Dokumentationsunterlagen für Krananlagen vollständig ausschreiben
Bei Krananlagen ist die technische Dokumentation ein wesentlicher Bestandteil der geschuldeten Leistung. Sie bildet die Grundlage für sicheren Betrieb, Prüfungen, Instandhaltung, Störungsbeseitigung und spätere Modernisierungen. Fehlende Unterlagen führen häufig erst Jahre nach der Beschaffung zu Problemen – etwa wenn Ersatzteile identifiziert, Steuerungen verändert oder wiederkehrende Prüfungen vorbereitet werden müssen.
Deshalb sollte bereits die Ausschreibung Art, Umfang, Format, Sprache und Übergabezeitpunkt der Dokumentation eindeutig vorgeben.
Dokumentationsunterlagen für Krananlagen: Nachweise, Prüfunterlagen und technische Dokumentation
Der konkrete Umfang richtet sich nach Kranart, Lieferumfang sowie Neuerrichtung, Umbau oder Instandhaltungsleistung.

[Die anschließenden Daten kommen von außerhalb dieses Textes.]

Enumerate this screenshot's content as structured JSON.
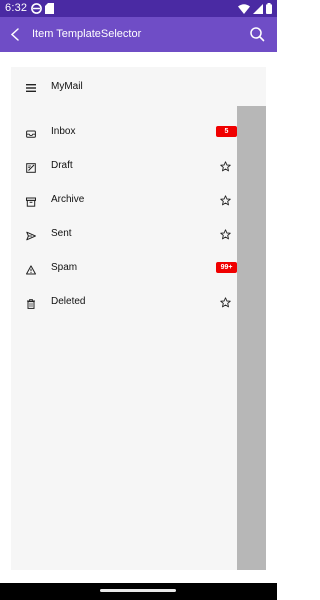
{
  "status_bar": {
    "time": "6:32"
  },
  "app_bar": {
    "title": "Item TemplateSelector"
  },
  "drawer": {
    "header_title": "MyMail",
    "items": [
      {
        "label": "Inbox",
        "badge": "5",
        "icon": "inbox-icon"
      },
      {
        "label": "Draft",
        "icon": "draft-icon"
      },
      {
        "label": "Archive",
        "icon": "archive-icon"
      },
      {
        "label": "Sent",
        "icon": "sent-icon"
      },
      {
        "label": "Spam",
        "badge": "99+",
        "icon": "warning-icon"
      },
      {
        "label": "Deleted",
        "icon": "trash-icon"
      }
    ]
  },
  "colors": {
    "status_bar": "#4a2aa3",
    "app_bar": "#6f4dc6",
    "badge": "#f00000",
    "drawer_bg": "#f6f6f6",
    "scroll_area": "#b7b7b7"
  }
}
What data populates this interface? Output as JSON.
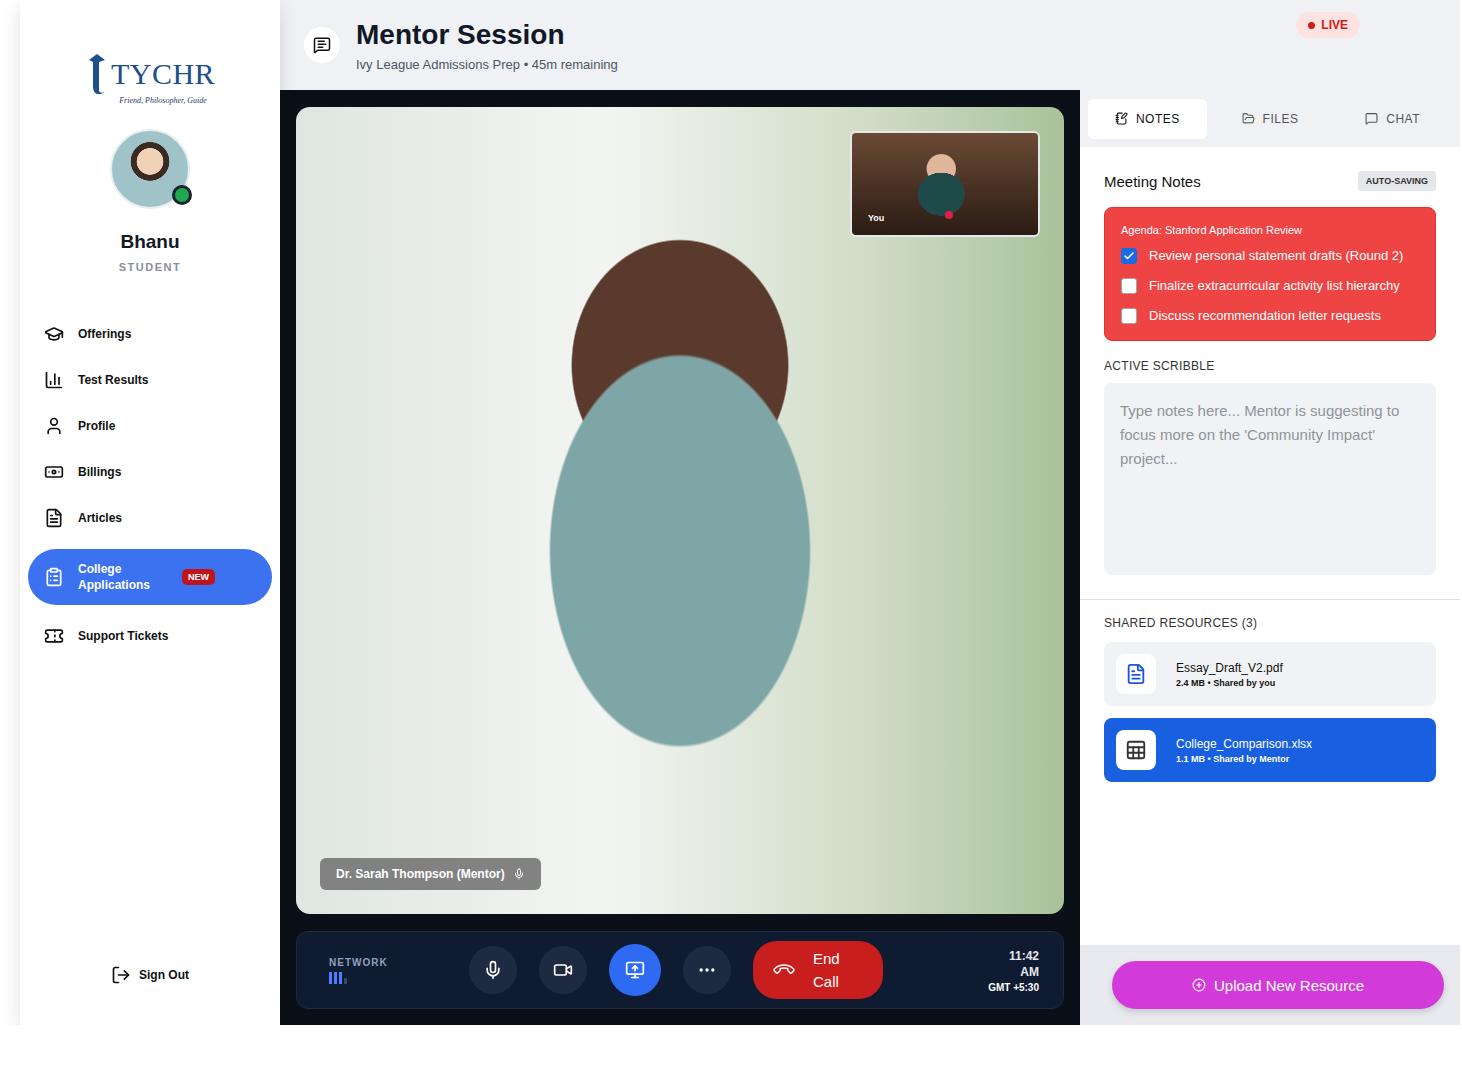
{
  "header": {
    "title": "Mentor Session",
    "subtitle": "Ivy League Admissions Prep • 45m remaining",
    "live_badge": "LIVE"
  },
  "sidebar": {
    "logo": "TYCHR",
    "tagline": "Friend, Philosopher, Guide",
    "user": {
      "name": "Bhanu",
      "role": "STUDENT",
      "online": true
    },
    "items": [
      {
        "label": "Offerings",
        "selected": false,
        "badge": ""
      },
      {
        "label": "Test Results",
        "selected": false,
        "badge": ""
      },
      {
        "label": "Profile",
        "selected": false,
        "badge": ""
      },
      {
        "label": "Billings",
        "selected": false,
        "badge": ""
      },
      {
        "label": "Articles",
        "selected": false,
        "badge": ""
      },
      {
        "label": "College Applications",
        "selected": true,
        "badge": "NEW"
      },
      {
        "label": "Support Tickets",
        "selected": false,
        "badge": ""
      }
    ],
    "sign_out": "Sign Out"
  },
  "video": {
    "mentor_label": "Dr. Sarah Thompson (Mentor)",
    "mentor_mic_on": true,
    "self_label": "You",
    "self_muted": true
  },
  "controls": {
    "network_label": "NETWORK",
    "network_level": 0.75,
    "buttons": [
      {
        "kind": "mic",
        "active": false
      },
      {
        "kind": "camera",
        "active": false
      },
      {
        "kind": "share",
        "active": true
      },
      {
        "kind": "more",
        "active": false
      }
    ],
    "end_call": "End Call",
    "time": "11:42 AM",
    "timezone": "GMT +5:30"
  },
  "panel": {
    "tabs": [
      {
        "label": "NOTES",
        "selected": true
      },
      {
        "label": "FILES",
        "selected": false
      },
      {
        "label": "CHAT",
        "selected": false
      }
    ],
    "notes_title": "Meeting Notes",
    "notes_status": "AUTO-SAVING",
    "agenda": {
      "title": "Agenda: Stanford Application Review",
      "items": [
        {
          "label": "Review personal statement drafts (Round 2)",
          "checked": true
        },
        {
          "label": "Finalize extracurricular activity list hierarchy",
          "checked": false
        },
        {
          "label": "Discuss recommendation letter requests",
          "checked": false
        }
      ]
    },
    "scribble_title": "ACTIVE SCRIBBLE",
    "scribble_placeholder": "Type notes here... Mentor is suggesting to focus more on the 'Community Impact' project...",
    "resources_title": "SHARED RESOURCES (3)",
    "resources": [
      {
        "name": "Essay_Draft_V2.pdf",
        "meta": "2.4 MB • Shared by you",
        "selected": false,
        "kind": "pdf"
      },
      {
        "name": "College_Comparison.xlsx",
        "meta": "1.1 MB • Shared by Mentor",
        "selected": true,
        "kind": "sheet"
      }
    ],
    "upload_button": "Upload New Resource"
  }
}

Für Krane sind Prüfungen vor Inbetriebnahme, nach bestimmten Änderungen und wiederkehrende Prüfungen von besonderer Bedeutung. Der DGUV Grundsatz 309-001 konkretisiert hierzu unter anderem Anforderungen an Prüfung, Aufstellung, Ausrüstung und Betriebsbereitschaft.
Typischerweise sind folgende Dokumentengruppen relevant:
Prüfberichte, Lastprüfungen, Abnahme- und Prüfnachweise
Instandhaltungsunterlagen
Wartungspläne, Schmierpläne, Inspektionsvorgaben
Ersatzteildokumentation
Stücklisten, Verschleißteile, Hersteller- und Bestellnummern
Betriebsunterlagen
Betriebsanweisungen und sicherheitsrelevante Hinweise
Prüfdokumentation eindeutig zuordnen
Prüfberichte müssen eindeutig erkennen lassen, welche Anlage und welcher Anlagenzustand geprüft wurden.
Die Betriebssicherheitsverordnung verlangt bei den von ihr erfassten Prüfungen Aufzeichnungen über Art, Umfang und Ergebnis der Prüfung sowie die prüfende Person.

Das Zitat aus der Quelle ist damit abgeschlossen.